« Nous qui avons tellement d’espace et si peu de temps, nous nous ferons nomades. »
Annie Lebrun
Territoire immense, sauvage, brut, la Mongolie exerce une véritable fascination chez ceux qui ont eu l’occasion d’en voir ne serait-ce qu’un fragment ! Grande comme trois fois la France avec une population de près de trois millions d’habitants, la Mongolie est le pays des contrastes, voire des extrêmes, à la croisée des mondes, montagnes et déserts, ombres et lumières, instant et infini.

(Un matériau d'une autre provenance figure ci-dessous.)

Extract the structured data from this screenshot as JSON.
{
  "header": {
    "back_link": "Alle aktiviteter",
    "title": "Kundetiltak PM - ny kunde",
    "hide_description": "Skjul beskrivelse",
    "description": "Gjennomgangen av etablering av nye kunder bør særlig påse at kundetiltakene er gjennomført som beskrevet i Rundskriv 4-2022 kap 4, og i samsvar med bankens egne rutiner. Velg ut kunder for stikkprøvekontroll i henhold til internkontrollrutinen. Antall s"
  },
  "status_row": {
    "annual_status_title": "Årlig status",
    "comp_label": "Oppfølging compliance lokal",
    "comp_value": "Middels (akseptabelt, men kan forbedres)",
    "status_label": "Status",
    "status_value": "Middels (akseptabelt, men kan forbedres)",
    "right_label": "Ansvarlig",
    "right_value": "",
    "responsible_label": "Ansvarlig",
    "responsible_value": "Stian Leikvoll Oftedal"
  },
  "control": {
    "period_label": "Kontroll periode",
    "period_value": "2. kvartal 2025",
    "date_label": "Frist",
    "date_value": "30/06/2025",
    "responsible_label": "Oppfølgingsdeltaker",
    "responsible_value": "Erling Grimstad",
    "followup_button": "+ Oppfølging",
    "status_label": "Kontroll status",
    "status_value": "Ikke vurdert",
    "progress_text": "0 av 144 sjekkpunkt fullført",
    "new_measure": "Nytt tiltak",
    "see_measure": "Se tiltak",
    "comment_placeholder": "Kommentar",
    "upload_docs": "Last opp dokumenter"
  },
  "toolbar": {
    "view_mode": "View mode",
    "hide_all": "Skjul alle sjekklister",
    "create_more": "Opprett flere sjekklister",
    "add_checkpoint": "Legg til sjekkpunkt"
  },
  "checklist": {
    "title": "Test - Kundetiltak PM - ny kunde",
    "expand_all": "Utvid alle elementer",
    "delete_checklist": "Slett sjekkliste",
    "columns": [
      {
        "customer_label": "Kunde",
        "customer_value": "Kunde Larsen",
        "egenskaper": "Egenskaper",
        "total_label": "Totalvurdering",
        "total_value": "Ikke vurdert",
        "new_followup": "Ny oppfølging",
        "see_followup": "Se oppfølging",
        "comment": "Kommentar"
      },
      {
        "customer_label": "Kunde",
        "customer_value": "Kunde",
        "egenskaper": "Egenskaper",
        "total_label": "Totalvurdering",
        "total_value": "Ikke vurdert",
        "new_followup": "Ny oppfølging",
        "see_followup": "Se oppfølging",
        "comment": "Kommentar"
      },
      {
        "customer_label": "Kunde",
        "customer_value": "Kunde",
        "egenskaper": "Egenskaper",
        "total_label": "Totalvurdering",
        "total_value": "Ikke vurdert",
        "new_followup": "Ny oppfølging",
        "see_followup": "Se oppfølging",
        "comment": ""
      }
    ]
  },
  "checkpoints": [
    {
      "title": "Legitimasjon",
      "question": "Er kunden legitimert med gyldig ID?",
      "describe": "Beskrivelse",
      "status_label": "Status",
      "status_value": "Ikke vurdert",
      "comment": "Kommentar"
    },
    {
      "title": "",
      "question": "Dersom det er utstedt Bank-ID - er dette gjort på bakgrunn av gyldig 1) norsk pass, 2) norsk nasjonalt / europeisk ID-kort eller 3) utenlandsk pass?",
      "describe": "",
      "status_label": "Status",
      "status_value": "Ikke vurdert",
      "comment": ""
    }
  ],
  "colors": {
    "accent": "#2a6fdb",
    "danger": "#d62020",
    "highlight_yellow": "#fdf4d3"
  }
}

Après avoir été au XIIe et XIIIe siècle, sous Gengis Han et ses successeurs, le plus grand empire ayant jamais existé, la Mongolie extérieure a vu son pouvoir diminuer à partir du XIVe, louvoyant avec beaucoup d’intelligence stratégique entre ses puissants voisins et récupérant son autonomie à partir de 1992.

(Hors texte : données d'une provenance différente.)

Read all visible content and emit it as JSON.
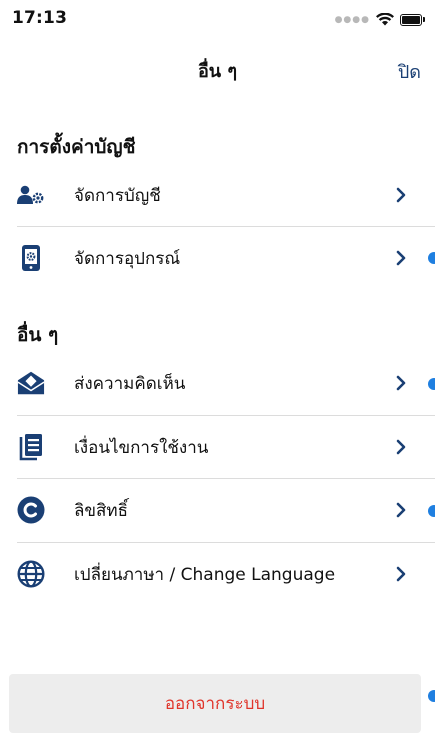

Ce qui frappe en arrivant à Ulaan-Bator, la capitale, point de passage obligé pour la plupart des voyageurs, c’est le développement frénétique de cette ville qui ne cesse de s’étendre. Plus de la moitié de population y vit et les immeubles prolifèrent, peuplés parfois de fantômes, comme s’ils anticipaient un développement économique encore incertain mais que laisse augurer la richesse extraordinaire en minéraux du pays. Cette dernière suscite bien des convoitises et le film Behemot de Zhao Liang préfigure sans doute ce qui pourrait arriver à une partie de la Mongolie. Autre sujet de préoccupation : si un tiers des Mongols sont nomades, nombreux sont ceux qui, délaissant une vie rude, sont venus s’établir à Ulaan-Bator, souvent après avoir perdu tout ou partie de leur troupeau suite aux récents hivers terribles (dzud blanc), plantant leurs yourtes désormais immobiles avec, bien souvent, comme seul horizon, la résignation ou le désespoir au milieu d’une environnement pollué par la fumée.
Impossible d’échapper à une forme de clichés avec la Mongolie. Le Naadam, la grande fête nationale mongole qui a lieu dans la capitale, est l’occasion de le vérifier et de sentir la communion de tout un peuple avec ces deux pôles que constituent la lutte mongole et les courses de chevaux.
Après une interminable attente, l’aéroport d’Ulaan-Bator étant fermé pour accueillir les participants au sommet Europe-Asie, l’Ilyushin IL-114-300 décolle enfin de l’aéroport militaire. Cap sur Ulaangom tout à l’ouest de la Mongolie, à 1336 km de là, capitale de l’Uvs, province frontalière avec la république russe de Touva.
Nous sommes cinq accompagnés par une guide. Notre programme : rejoindre dans la nuit notre premier campement dans la montagne pour commencer notre « grande traversée de l’Altaï mongol » en passant d’abord par les monts Türgen, puis après deux jours de piste chaotique, en parcourant le parc national de l’Altaï jusqu’au camp de base des « Cinq montagnes sacrées » (Tavan Bogd), en bordure du glacier Potanine, le plus long de Mongolie (16 km). De là, nous pourrons effectuer l’ascension de la Montagne de l’éleveur (Malchin Uul 4050).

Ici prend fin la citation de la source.